Les funérailles de Sylvio Hécube, ancien réalisateur de la Mauritius Broadcasting Corporation , ont eu lieu mercredi dernier. Avec lui disparaît un des derniers acteurs de ceux qui ont aidé à construire la télévision publique à Maurice. Hommage.
Sylvio Hécube fut un des premiers cameramen de la MBC et probablement un de ses meilleurs réalisateurs. Musicien – il joua de la trompette dans les grandes formations locales de l’époque – il avait l’oreille musicale et le sens artistique qui lui permit de mettre en images les grandes émissions de variétés de l’âge d’or de la MBC. Celle où la télévision balbutiait, mais avec talent et dont les émissions étaient le rendez-vous de tout un pays où posséder un téléviseur était un grand luxe. Alors ceux qui en avaient un invitaient leurs voisins à suivre les programmes tandis que les municipalités et les conseils de village installaient des télévisions publiques dans les centres sociaux pour les autres. La MBC était alors une télévision publique, dans le sens noble du terme, où la production locale rimait encore avec qualité et professionnalisme. Tout ce qui était produit et diffusé à l’antenne avait une valeur culturelle et artistique. Sylvio Hécube a participé à la construction de la MBC étape par étape. Il est passé de l’amateurisme au professionnalisme, du noir et blanc à la couleur, des lourdes caméras aux ultra légères, de l’optique au digital. Avec le même talent.
Sylvio Hécube ne réalisait pas que les émissions de variétés. Comme tous les autres pionniers de l’audiovisuel mauricien, il a tout fait à la télévision. Depuis les informations jusqu’à la météo en passant par toutes sortes de programmes sans oublier les émissions cultes de la télé mauricienne : Télescope, d’Une île à l’autre, les grands directs, les émissions de fi n d’année, etc. Après avoir appris son métier sur le tas, en direct et en noir et blanc auprès des techniciens de la BBC venus former les Mauriciens, Sylvio Hécube est allé se perfectionner grâce à une bourse de l’ORTF en France. Auprès d’un des génies de la télévision française : Jean-Christophe Averty. Avec lui, il apprit à jouer avec les images, à les truquer, mais surtout à trouver son propre style. Celui qui faisait que bien avant que son nom ne soit écrit sur le générique, on savait déjà, grâce aux premières images et au son, que c’était une émission signée Sylvio Hécube. C’est-à-dire une émission de télévision de niveau international réalisé avec les faibles moyens de la MBC.
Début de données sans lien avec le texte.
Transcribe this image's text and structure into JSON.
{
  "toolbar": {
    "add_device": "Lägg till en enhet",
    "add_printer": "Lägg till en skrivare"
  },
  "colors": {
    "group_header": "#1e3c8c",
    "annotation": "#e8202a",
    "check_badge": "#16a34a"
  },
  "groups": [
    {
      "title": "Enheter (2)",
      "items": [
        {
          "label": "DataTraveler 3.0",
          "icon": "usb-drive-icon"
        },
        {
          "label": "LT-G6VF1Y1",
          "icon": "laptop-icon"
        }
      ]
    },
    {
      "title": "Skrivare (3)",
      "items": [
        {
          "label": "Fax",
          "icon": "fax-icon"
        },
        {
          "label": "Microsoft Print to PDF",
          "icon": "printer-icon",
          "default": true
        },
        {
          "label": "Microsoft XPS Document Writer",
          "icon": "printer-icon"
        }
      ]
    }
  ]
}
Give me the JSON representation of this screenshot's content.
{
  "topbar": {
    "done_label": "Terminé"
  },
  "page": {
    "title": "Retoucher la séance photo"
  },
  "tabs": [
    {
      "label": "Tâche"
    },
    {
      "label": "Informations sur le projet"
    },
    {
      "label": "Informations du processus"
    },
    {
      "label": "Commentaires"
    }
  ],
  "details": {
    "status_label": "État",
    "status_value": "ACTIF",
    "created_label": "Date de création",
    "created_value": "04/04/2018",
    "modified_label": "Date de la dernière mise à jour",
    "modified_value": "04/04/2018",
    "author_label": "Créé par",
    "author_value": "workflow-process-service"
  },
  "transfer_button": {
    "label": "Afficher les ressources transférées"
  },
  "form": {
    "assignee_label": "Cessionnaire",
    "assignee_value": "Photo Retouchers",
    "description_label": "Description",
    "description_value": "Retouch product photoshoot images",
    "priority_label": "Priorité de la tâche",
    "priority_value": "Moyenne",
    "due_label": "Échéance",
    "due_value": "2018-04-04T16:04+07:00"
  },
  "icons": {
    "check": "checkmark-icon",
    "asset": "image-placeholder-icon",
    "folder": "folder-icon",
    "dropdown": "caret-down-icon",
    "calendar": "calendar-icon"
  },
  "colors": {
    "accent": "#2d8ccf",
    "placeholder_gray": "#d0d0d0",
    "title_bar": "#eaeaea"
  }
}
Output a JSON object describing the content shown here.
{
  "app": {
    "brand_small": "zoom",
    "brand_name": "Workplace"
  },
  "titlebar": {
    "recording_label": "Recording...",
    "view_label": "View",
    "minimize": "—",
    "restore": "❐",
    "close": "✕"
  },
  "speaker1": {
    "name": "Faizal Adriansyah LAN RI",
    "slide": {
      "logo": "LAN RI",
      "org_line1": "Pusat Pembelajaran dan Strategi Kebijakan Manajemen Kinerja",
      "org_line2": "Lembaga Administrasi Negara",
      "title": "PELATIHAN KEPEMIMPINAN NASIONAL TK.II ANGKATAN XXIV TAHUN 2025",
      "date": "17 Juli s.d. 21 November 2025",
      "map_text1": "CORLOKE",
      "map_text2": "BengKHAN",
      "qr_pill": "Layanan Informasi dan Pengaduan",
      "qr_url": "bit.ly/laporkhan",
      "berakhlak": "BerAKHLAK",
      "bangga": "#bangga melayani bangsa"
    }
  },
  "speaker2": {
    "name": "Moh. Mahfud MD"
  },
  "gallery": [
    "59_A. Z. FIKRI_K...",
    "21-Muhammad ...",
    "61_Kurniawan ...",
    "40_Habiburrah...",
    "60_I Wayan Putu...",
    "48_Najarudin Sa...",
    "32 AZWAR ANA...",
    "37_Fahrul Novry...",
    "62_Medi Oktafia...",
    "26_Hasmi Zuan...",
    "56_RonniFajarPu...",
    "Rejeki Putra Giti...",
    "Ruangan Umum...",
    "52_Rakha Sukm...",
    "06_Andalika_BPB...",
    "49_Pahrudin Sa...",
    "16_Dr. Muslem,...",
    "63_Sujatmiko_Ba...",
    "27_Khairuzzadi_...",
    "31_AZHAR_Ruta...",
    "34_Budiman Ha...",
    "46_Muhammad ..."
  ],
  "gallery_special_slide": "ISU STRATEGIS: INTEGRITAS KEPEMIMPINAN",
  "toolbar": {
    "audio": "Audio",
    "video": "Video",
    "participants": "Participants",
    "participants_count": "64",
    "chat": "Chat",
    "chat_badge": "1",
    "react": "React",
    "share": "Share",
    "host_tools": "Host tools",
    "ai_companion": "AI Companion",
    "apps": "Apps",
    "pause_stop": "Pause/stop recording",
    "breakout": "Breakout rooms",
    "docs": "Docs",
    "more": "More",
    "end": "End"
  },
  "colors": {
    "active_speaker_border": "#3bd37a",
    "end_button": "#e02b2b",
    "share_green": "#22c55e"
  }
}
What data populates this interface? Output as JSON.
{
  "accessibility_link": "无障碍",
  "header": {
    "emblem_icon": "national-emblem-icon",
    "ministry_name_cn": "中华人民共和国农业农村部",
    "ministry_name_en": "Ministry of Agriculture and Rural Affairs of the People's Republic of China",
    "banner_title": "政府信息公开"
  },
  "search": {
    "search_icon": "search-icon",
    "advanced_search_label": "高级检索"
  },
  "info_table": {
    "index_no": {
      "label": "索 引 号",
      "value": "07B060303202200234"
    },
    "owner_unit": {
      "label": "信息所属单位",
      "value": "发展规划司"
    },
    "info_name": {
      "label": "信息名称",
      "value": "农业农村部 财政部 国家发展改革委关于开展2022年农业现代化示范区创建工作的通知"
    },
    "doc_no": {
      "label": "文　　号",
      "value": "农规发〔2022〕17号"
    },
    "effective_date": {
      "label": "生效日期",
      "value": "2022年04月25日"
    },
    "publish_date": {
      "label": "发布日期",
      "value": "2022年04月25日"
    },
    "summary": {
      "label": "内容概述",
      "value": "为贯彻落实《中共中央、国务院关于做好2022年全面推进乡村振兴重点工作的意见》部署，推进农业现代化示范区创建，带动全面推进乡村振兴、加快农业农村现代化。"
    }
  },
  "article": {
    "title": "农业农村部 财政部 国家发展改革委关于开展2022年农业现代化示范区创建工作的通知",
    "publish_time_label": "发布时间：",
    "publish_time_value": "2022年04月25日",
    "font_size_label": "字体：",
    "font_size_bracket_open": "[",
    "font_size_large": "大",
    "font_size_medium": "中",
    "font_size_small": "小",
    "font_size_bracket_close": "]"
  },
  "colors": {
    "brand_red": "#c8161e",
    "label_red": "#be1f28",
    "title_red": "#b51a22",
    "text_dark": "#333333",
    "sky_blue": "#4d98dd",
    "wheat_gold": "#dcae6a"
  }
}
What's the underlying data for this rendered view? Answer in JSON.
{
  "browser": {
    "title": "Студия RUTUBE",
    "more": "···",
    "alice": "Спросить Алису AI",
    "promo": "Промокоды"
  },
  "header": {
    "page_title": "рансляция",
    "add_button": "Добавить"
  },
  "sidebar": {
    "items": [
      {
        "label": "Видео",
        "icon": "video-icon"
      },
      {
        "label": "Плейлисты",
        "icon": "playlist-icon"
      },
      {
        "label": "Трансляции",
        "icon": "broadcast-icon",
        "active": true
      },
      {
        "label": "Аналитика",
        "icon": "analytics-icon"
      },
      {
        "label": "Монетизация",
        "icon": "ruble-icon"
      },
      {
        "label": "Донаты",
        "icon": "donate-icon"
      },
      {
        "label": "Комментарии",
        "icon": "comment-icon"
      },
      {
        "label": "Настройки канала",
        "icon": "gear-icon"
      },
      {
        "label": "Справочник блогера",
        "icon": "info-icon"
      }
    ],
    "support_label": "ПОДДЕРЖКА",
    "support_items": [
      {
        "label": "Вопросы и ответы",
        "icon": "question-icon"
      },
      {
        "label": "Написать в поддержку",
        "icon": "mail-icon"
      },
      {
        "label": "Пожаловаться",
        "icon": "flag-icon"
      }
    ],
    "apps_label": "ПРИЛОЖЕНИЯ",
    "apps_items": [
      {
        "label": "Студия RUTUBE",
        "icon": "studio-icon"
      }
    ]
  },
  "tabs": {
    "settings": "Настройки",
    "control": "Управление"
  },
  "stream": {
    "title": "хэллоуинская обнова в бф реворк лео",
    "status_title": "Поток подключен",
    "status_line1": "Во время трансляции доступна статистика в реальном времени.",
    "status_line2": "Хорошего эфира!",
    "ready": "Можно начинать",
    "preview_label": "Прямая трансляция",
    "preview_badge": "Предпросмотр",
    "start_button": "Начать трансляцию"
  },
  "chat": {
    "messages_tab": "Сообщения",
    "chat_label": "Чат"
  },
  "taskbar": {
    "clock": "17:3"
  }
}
Sylvio Hécube a passé la majeure partie de sa vie dans les studios de la MBC, a contribué à faire d’elle une chaîne qui, dans un premier temps, faisait de la télévision qui se respecte et respectait les téléspectateurs. Puis est arrivé le temps – qui dure encore – où les politiciens, aidés par des directeurs-généraux et des conseils d’administration à leurs ordres, ont kidnappé la télévision pour en faire leur boîte de propagande. Heureusement que les politiques se sont surtout concentrés sur le journal télévisé et les émissions d’informations laissant le champ libre aux créateurs pour s’exprimer dans les variétés, les reportages et les fi ctions. Ce qui permit à Sylvio Hécube de continuer à faire de la télévision qui se respecte. Ce qui n’est pas tout à fait le cas de la MBC où aujourd’hui – à part quelques rares exceptions – le professionnalisme a cédé la place à l’amateurisme et où on ne respecte plus les règles de bases du métier : mettre en scène, cadrer, éclairer et sonoriser. Ce qui importe aujourd’hui c’est qu’il y ait une image dans la petite boîte. N’importe laquelle.
La meilleure façon de rendre hommage à ce grand réalisateur que fut Sylvio Hécube et de faire découvrir son travail aux jeunes téléspectateurs serait de rediffuser quelques-unes de ses grandes émissions. Mais en existe-t-il encore des copies dans cette corporation dont la dernière direction s’est débarrassée de la majeure partie des archives de la télévision en les envoyant par camions poubelles à Mare Chicose ? Reste une autre solution proposée par Ritvik Neerbun qui a eu l’occasion de côtoyer et de voir travailler le réalisateur : donner le nom de Sylvio Hécube à une des studios de la MBC. Espérons que l’actuel directeur général de la corporation retiendra cette suggestion et rendra ainsi un hommage mérité à l’un des plus talentueux réalisateurs de la télévision mauricienne.